Ainsi, ces arguments graduels présentent la caractéristique troublante de promouvoir des conduites et des pratiques qui violent explicitement les droits fondamentaux d’animaux, alors que nous ne le ferions jamais si des humains étaient impliqués. L’approche graduelle est manifestement spéciste.

Au plan pratique, les arguments graduels ont en commun une prémisse empirique ou factuelle : le lacto-ovo-pesco-végétarisme mènera au véganisme; la viande et les autres produits d’animaux « heureux » mèneront au végétarisme et au véganisme; les réformes welfaristes amélioreront le climat social et politique en le rendant plus favorable à l’abolition. Pour que les arguments graduels fonctionnent, il faut qu’il y ait une relation causale claire entre la composante « porte d’entrée » (végétarisme, viande et autres produits d’animaux « heureux », réformes welfaristes) et l’objectif visé (véganisme, végétarisme, abolition de l’exploitation).

Le problème est qu’il n’y a aucune preuve à l’appui de cette relation causale. Même s’il existe certainement des végétariens qui sont devenus végans, il y existe aussi plusieurs végétariens qui ne deviendront jamais végans. En ce qui a trait à la prétention selon laquelle la viande et les autres produits d’animaux « heureux » mèneront au végétarisme qui nous mènera à son tour au véganisme, cette prétention non seulement n’est pas démontrée, mais les preuves vont plutôt dans la direction opposée. En effet, le mouvement en faveur de la viande « heureuse » nous fait plutôt reculer en ce que de plus en plus de gens – incluant certaines personnes qui ont été végétariennes ou même véganes – se sentent maintenant de nouveau à l’aise de consommer des produits d’origine animale. Après tout, si People for the Ethical Treatment of Animals attribue à Whole Foods le titre de Détaillant le plus respectueux des animaux, affirmant que « Whole Foods a toujours fait plus pour le bien-être des animaux que n’importe quel autre détaillant dans l’industrie, exigeant de ses producteurs qu’ils adhèrent à des standards stricts », l’organisme envoie très clairement le message que, même si ce n’est pas moralement idéal, il est moralement acceptable de manger le cadavre et les autres produits d’animaux qui sont vendus chez Whole Foods.

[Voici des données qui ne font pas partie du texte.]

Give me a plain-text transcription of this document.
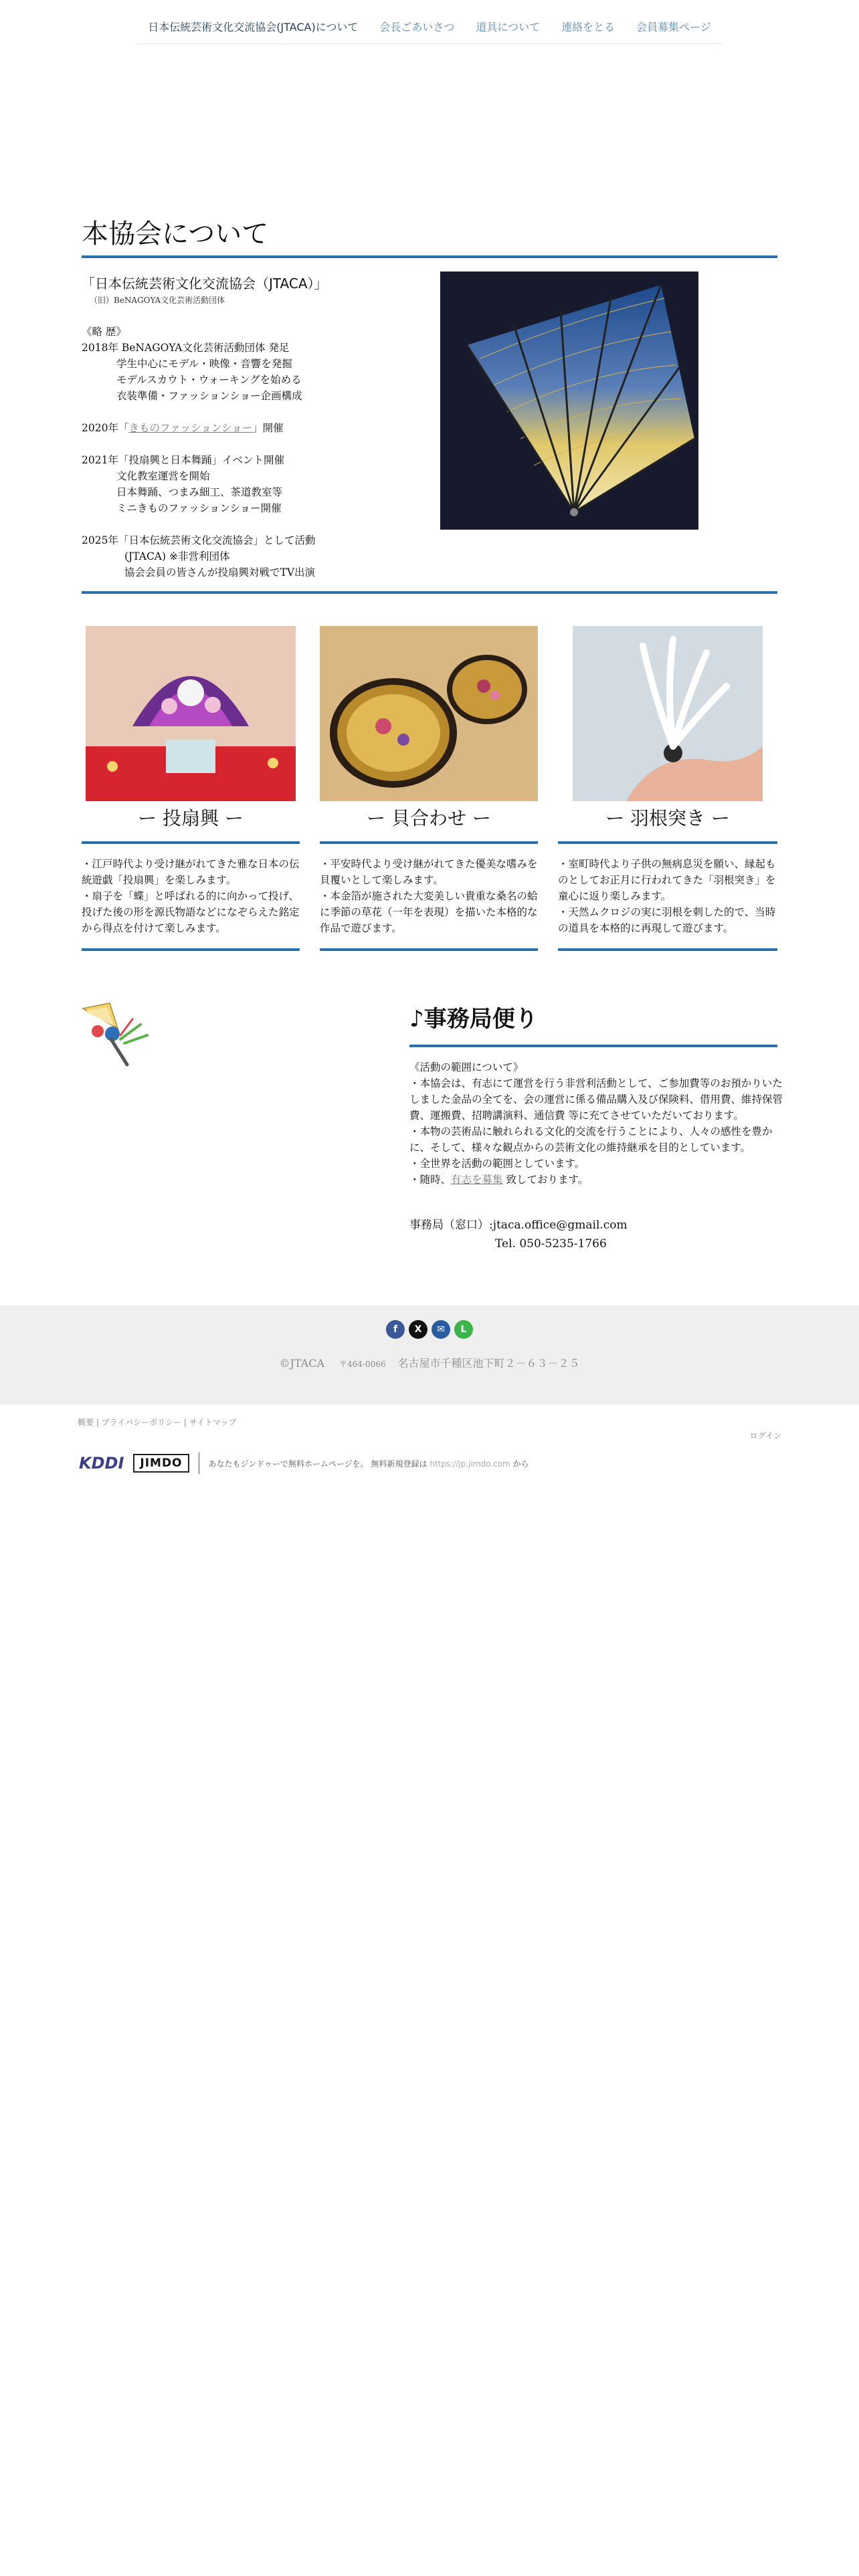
日本伝統芸術文化交流協会(JTACA)について	会長ごあいさつ	道具について	連絡をとる	会員募集ページ
本協会について
「日本伝統芸術文化交流協会（JTACA）」
（旧）BeNAGOYA文化芸術活動団体
《略 歴》
2018年 BeNAGOYA文化芸術活動団体 発足
学生中心にモデル・映像・音響を発掘
モデルスカウト・ウォーキングを始める
衣装準備・ファッションショー企画構成
2020年「きものファッションショー」開催
2021年「投扇興と日本舞踊」イベント開催
文化教室運営を開始
日本舞踊、つまみ細工、茶道教室等
ミニきものファッションショー開催
2025年「日本伝統芸術文化交流協会」として活動
(JTACA) ※非営利団体
協会会員の皆さんが投扇興対戦でTV出演
ー 投扇興 ー
・江戸時代より受け継がれてきた雅な日本の伝統遊戯「投扇興」を楽しみます。
・扇子を「蝶」と呼ばれる的に向かって投げ、投げた後の形を源氏物語などになぞらえた銘定から得点を付けて楽しみます。
ー 貝合わせ ー
・平安時代より受け継がれてきた優美な嗜みを貝覆いとして楽しみます。
・本金箔が施された大変美しい貴重な桑名の蛤に季節の草花（一年を表現）を描いた本格的な作品で遊びます。
ー 羽根突き ー
・室町時代より子供の無病息災を願い、縁起ものとしてお正月に行われてきた「羽根突き」を童心に返り楽しみます。
・天然ムクロジの実に羽根を刺した的で、当時の道具を本格的に再現して遊びます。
♪事務局便り
《活動の範囲について》
・本協会は、有志にて運営を行う非営利活動として、ご参加費等のお預かりいたしました金品の全てを、会の運営に係る備品購入及び保険料、借用費、維持保管費、運搬費、招聘講演料、通信費 等に充てさせていただいております。
・本物の芸術品に触れられる文化的交流を行うことにより、人々の感性を豊かに、そして、様々な観点からの芸術文化の維持継承を目的としています。
・全世界を活動の範囲としています。
・随時、有志を募集 致しております。
事務局（窓口）:jtaca.office@gmail.com
Tel. 050-5235-1766
f	X	✉	L
©JTACA 〒464-0066 名古屋市千種区池下町２－６３－２５
概要 | プライバシーポリシー | サイトマップ
ログイン
KDDI	JIMDO	あなたもジンドゥーで無料ホームページを。 無料新規登録は https://jp.jimdo.com から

Et quant à l’affirmation selon laquelle les réformes welfaristes représentent un pas vers l’acceptation sociale et la réalisation de l’abolition de l’exploitation, non seulement elle manque de justification empirique, mais elle est clairement fausse. L’approche en faveur du bien-être animal constitue le paradigme moral et légal dominant depuis maintenant 200 ans et nous utilisons plus d’animaux nonhumains, que nous traitons de manière plus horrible, que jamais nous l’avons fait auparavant. Il n’y a aucune preuve historique que les réformes welfaristes mèneront à quoi que ce soit d’autre que plus encore d’exploitation animale.

Nous ne pouvons pas justifier l’exploitation animale au plan moral. Les arguments graduels contredisent les droits fondamentaux des nonhumains à ne pas être traités comme des ressources pour les humains et reposent sur des prémisses factuelles qui ne sont fondées sur aucune donnée empirique et dont la fausseté peut être démontrée.